7: Relational Spirituality in Practice
Relational spirituality views relationships as sacred and recognizes each human being as having inherent and infinite value. The research found that spiritually supportive schools cultivate this relational spirituality as a fundamental aspect of culture, emphasizing students' inherent worth and deep interconnection between students and teachers. Examples included a principal supporting a family through trauma for four years after graduation, and kindergarteners spontaneously offering their own shoes to help a classmate. These schools teach students to see the sacred in each other through daily interactions, building connection and belonging at deep levels.
8: Reimagining Civic Preparation Through Spirituality
Current civic education's "best practices" like debates have been insufficient in addressing societal divisions. Students want to engage in ways schools don't teach, indicating an inclination toward civic participation as positive interactions working for the common good. Schools must become laboratories where students learn and practice informed citizenship grounded in compassionate interconnectedness with all life. This requires nurturing innate spirituality so students view others as sacred and inherently valuable. Examples from research schools showed how spiritual grounding enables teachers to help students think more deeply about civic issues and recognize others' humanity, shifting focus from individual achievement to collective thriving.

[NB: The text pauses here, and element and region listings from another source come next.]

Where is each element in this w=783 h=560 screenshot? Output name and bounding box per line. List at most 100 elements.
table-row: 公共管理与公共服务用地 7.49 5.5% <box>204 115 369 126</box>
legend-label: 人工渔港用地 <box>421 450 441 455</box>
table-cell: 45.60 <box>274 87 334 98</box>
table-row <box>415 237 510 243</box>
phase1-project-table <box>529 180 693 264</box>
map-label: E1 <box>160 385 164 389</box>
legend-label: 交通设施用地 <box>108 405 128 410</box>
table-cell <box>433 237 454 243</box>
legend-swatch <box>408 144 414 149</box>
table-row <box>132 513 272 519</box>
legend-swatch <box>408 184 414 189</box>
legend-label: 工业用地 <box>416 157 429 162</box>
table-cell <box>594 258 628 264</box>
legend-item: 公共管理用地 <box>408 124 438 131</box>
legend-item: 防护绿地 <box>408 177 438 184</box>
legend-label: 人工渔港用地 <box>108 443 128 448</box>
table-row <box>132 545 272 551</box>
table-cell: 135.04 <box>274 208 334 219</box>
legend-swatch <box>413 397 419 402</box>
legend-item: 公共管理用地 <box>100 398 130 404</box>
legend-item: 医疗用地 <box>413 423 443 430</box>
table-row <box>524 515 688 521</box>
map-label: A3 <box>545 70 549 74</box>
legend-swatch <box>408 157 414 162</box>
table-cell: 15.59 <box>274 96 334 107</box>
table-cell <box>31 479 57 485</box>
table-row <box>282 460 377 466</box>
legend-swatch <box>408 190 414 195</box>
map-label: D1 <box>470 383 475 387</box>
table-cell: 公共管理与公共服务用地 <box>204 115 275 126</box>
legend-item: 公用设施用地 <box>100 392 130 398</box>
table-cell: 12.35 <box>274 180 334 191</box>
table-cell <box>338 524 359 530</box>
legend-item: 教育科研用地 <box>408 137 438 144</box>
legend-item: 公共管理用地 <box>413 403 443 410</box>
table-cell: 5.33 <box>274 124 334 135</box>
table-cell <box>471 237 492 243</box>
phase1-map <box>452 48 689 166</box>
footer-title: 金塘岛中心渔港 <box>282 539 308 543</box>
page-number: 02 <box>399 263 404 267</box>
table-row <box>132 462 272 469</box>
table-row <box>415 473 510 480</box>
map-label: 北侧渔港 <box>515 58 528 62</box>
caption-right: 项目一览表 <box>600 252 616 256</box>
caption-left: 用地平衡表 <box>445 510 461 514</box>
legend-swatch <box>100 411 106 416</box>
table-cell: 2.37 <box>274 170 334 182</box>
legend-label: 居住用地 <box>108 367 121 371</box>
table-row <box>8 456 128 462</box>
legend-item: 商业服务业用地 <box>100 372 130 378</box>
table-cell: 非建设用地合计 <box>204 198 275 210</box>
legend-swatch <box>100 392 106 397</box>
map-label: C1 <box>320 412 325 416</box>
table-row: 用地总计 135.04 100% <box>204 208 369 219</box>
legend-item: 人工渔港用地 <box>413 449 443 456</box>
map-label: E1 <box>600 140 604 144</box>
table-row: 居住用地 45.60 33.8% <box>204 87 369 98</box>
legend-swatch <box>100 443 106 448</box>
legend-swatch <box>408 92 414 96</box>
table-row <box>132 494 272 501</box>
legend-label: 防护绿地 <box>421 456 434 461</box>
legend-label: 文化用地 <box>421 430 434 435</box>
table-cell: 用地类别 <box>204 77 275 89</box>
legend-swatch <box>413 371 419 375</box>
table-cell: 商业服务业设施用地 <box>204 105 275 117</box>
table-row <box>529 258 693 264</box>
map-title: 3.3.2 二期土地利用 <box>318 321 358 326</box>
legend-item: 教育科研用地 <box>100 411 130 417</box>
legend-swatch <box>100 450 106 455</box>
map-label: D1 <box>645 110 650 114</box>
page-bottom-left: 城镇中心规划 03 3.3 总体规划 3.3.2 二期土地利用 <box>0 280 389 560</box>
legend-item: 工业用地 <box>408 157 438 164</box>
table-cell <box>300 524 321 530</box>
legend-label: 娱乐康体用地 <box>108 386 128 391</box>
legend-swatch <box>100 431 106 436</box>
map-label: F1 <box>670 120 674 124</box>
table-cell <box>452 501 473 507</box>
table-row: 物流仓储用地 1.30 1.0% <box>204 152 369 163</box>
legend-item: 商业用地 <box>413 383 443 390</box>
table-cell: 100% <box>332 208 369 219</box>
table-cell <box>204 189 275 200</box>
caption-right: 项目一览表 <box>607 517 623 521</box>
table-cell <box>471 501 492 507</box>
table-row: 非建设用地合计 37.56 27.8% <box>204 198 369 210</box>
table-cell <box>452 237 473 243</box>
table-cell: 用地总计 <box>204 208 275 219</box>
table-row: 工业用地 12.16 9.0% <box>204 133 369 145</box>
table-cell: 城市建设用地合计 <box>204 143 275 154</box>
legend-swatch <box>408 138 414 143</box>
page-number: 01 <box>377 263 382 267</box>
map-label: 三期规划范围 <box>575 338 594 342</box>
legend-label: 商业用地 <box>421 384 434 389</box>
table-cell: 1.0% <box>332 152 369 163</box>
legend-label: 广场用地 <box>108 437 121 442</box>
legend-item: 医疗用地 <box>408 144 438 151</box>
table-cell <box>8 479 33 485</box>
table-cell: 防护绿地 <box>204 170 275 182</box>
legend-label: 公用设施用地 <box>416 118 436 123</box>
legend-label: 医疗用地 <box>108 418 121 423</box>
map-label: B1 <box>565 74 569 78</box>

9: Conclusion and Call to Action
To truly prepare students for civic society, schools must nurture each child's innate spirituality so their civic engagement is rooted in interconnectedness with fellow humans and all life. Learning about government structures has neither increased nor improved civic participation. Schools must immediately create cultures where students learn through "live action" within communities focused on interconnection, functioning as "mini moral and spiritual democracies." When students see others as sacred rather than "the other," those people become fully human with infinite value. This approach can transform American civic participation and address the polarization pervading society, returning education to its original purpose of preparing students to inherit and sustain democracy.